With a hydrophone in the water we heard Springer continuing to
vocalize throughout the night.
This morning there has been a
steady stream of whale researchers from Canada and the US aboard,
recording Springer’s every splash and breath.
Everyone is waiting for her home pod to approach more closely.
Her relatives were near by this morning, but on the other side of
the island. When they move to
this side, it is expected that the sides of the pen will be dropped and
phase two of the saga will commence.
Yesterday was another banner day.
Mid morning a pod loosely related to Springer began to move into
the area. Closely monitored
by Paul and Helena at Orcalab and Alexandra Morton, as well as the various
other whale experts on scene, the pod began to move toward us.

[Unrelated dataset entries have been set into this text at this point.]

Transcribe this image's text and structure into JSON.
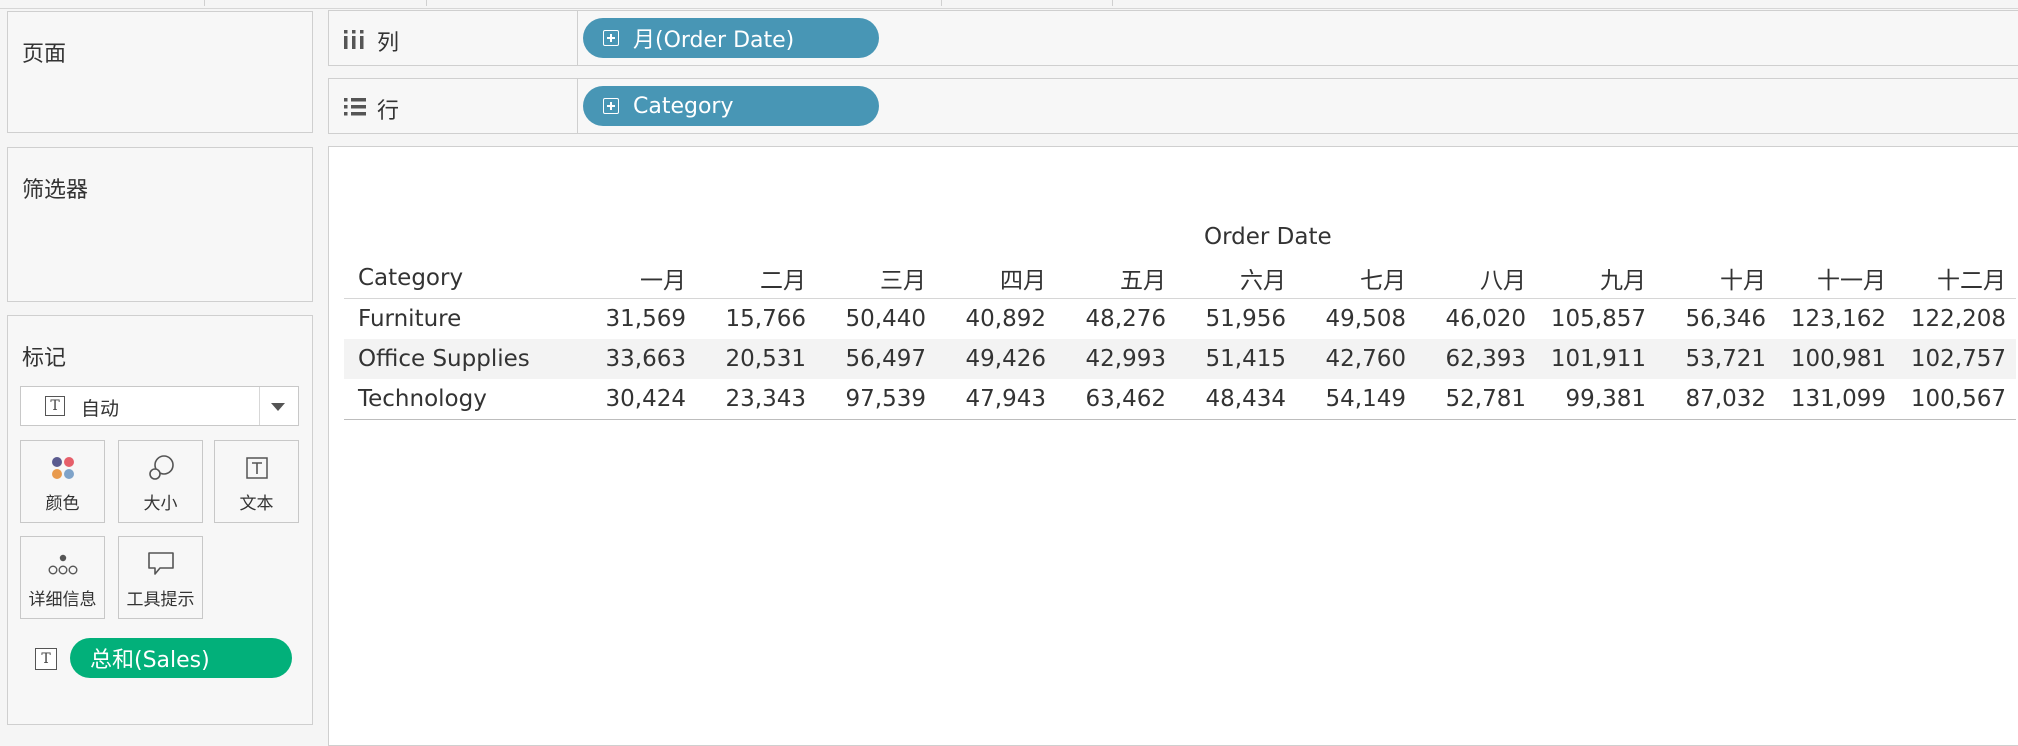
{
  "cards": {
    "pages_title": "页面",
    "filters_title": "筛选器",
    "marks_title": "标记"
  },
  "shelves": {
    "columns": {
      "label": "列",
      "pill": "月(Order Date)"
    },
    "rows": {
      "label": "行",
      "pill": "Category"
    }
  },
  "marks": {
    "type_selected": "自动",
    "buttons": {
      "color": "颜色",
      "size": "大小",
      "text": "文本",
      "detail": "详细信息",
      "tooltip": "工具提示"
    },
    "field_pill": "总和(Sales)",
    "icon_colors": [
      "#5b5b8f",
      "#e65f6a",
      "#e89a4e",
      "#7fa3c9"
    ]
  },
  "table": {
    "column_title": "Order Date",
    "row_header": "Category",
    "months": [
      "一月",
      "二月",
      "三月",
      "四月",
      "五月",
      "六月",
      "七月",
      "八月",
      "九月",
      "十月",
      "十一月",
      "十二月"
    ],
    "rows": [
      {
        "category": "Furniture",
        "values": [
          "31,569",
          "15,766",
          "50,440",
          "40,892",
          "48,276",
          "51,956",
          "49,508",
          "46,020",
          "105,857",
          "56,346",
          "123,162",
          "122,208"
        ]
      },
      {
        "category": "Office Supplies",
        "values": [
          "33,663",
          "20,531",
          "56,497",
          "49,426",
          "42,993",
          "51,415",
          "42,760",
          "62,393",
          "101,911",
          "53,721",
          "100,981",
          "102,757"
        ]
      },
      {
        "category": "Technology",
        "values": [
          "30,424",
          "23,343",
          "97,539",
          "47,943",
          "63,462",
          "48,434",
          "54,149",
          "52,781",
          "99,381",
          "87,032",
          "131,099",
          "100,567"
        ]
      }
    ]
  },
  "colors": {
    "dimension_pill": "#4896b5",
    "measure_pill": "#02b07a"
  }
}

Quickly Springer's handlers donned their dive suits and entered her
net pen. The nets were
tightened and radio transmitters were attached with suction cups to her
back. As we waited for a
final decision on her release, depending on identification of the pod and
their intentions, the excitement of everyone in the cove was intense.
Finally the decision came:
drop the nets. Ever so
quickly, this small mammal who had been the object of such intense care by
so many people was gone! A
cheer went up and wild cheering was everywhere.
It must have been a bitter-sweet moment for many people who had
devoted so much energy to her well-being to see her at last released and
Through the night Graham Ellis and
John Ford monitored her position. This
morning we are receiving moment by moment reports from Alex.
As I write, Springer appears to be in the general vicinity of a
pod, although the distance between them seems to be growing.